The purpose of the closeup display is to smooth the player interaction, rather than to enhance the visual richness of the game. We simply do not have enough storage space to hold images of every object writ large. Instead, the closeup display is somewhat abstract, showing ordinary images of the objects in conventional states, arrayed geometrically. These images would act as icons. They would be shown against a stylized background indicating the context in which the objects are being viewed. Thus, to return to our example of the three letters, the player would not see a picture of a giant pair hands filling the screen and holding three letters. Instead he would see three letter images all in a row in the middle of the screen, with hands at the sides of the screen to indicate that these objects are in the avatar’s hands. Situations in which closeups are possible will be dictated by the behavior of the certain objects. In other words, only those objects that know how to display their contents in closeup form will do so.

Screen Layout

The screen is divided into two parts: a graphics window and a text window (see the document MicroCosm Player Interface for information on how these affect player interaction).

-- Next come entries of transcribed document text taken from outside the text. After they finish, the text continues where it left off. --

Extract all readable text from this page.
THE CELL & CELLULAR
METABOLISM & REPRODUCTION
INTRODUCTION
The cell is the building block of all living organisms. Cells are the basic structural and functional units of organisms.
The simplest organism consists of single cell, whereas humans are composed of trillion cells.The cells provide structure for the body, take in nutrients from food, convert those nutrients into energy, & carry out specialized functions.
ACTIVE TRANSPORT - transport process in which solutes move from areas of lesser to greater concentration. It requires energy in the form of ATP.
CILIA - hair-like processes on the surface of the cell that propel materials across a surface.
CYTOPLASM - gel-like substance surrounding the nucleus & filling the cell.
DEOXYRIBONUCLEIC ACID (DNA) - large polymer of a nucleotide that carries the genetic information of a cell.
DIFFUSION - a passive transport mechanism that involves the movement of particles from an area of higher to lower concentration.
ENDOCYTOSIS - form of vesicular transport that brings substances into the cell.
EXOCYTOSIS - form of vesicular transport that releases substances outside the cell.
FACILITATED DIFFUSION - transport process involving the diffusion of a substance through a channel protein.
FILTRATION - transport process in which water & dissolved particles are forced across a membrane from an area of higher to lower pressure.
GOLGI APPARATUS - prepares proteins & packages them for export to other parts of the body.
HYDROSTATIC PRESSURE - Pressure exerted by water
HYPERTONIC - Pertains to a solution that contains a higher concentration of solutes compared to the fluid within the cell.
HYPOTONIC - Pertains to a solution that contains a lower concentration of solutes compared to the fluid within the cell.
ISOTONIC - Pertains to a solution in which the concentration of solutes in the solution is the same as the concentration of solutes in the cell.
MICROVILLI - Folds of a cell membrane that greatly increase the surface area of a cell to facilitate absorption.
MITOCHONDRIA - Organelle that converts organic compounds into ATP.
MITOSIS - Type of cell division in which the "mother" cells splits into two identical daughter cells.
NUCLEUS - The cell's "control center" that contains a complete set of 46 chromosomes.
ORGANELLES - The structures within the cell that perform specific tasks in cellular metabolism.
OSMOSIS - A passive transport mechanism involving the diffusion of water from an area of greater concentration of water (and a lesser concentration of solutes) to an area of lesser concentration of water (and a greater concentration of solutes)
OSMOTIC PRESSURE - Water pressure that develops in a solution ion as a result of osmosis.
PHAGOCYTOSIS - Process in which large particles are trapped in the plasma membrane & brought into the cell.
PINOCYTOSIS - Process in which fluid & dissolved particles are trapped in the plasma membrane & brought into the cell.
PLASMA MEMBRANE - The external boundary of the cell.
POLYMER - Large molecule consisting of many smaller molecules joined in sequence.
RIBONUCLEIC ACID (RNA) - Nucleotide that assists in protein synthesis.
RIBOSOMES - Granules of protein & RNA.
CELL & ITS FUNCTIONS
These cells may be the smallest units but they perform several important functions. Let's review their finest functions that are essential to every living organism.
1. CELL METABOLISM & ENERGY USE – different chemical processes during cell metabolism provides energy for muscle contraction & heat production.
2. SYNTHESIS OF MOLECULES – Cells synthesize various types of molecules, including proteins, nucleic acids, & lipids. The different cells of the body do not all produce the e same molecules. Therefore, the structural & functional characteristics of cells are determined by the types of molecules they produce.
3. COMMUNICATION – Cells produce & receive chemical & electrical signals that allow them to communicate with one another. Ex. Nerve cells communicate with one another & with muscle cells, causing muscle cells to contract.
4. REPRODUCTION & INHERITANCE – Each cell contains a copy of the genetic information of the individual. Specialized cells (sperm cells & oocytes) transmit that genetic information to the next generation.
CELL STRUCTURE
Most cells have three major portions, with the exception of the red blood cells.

The graphics window fills the lower portion of the screen. It is as wide as the screen is and exactly half that high (i.e., it has a 2:1 aspect ratio). All the animation is rendered within this window. The upper part of the screen is where the text goes. The text window is used to display text typed by the player, messages from other players, and other messages from the system itself (the latter will be rare).

The text will be displayed with surrounding graphics or with a special character set that lets us show the text inside a cartoon style word balloon. Each time a new player speaks the balloons in the text area scroll upward. Successive speakers’ balloons will have different background colors to distinguish them from one another. In addition, for the first few seconds a balloon is on the screen, we will draw a downward pointing "V" from the bottom of the balloon to the head of the avatar who is speaking. This will enhance the visual impression of the balloon as cartoon device. After a few seconds (a time computed on the basis of the length of the text in the balloon) the "V" disappears. On the Commodore 64 this "V" is easily implemented as a sprite.

Cursor

The cursor is controlled by the joystick. The player uses the cursor to designate his focus of attention for purposes of issuing commands to his avatar. The cursor is thus interpreted as pointing to a particular object on the screen at any given time. Sometimes this will be the blank background, which must function as a sort of pseudo-object for the designation process to work correctly. Not surprisingly, the cursor is probably most easily implemented on the Commodore 64 using a sprite.

The shape of the cursor is, as yet, undecided. Strong candidates include the arrow pointer (as found in the Macintosh and the Amiga), a crosshair, or a circle. The circle is an interesting idea: we could vary the diameter of the circle depending on the size of the object it is indicating, so that the circle always more or less encloses the object. Another possibility is to not really have a cursor but to simply highlight the selected object in some fashion. However this could be unsightly and also makes it hard to simply point at locations in the region, rather than at particular objects.

Sound Effects

Many of the objects in the world will be able to make sounds as part of their behavior. The home system will include a sound effects driver and a library of sound effects data. To make a sound, the behavior code for an object simply calls the sound effects driver with the number of the sound effect that it wants. Sounds will be implemented as a simple set of discrete noises of various sorts.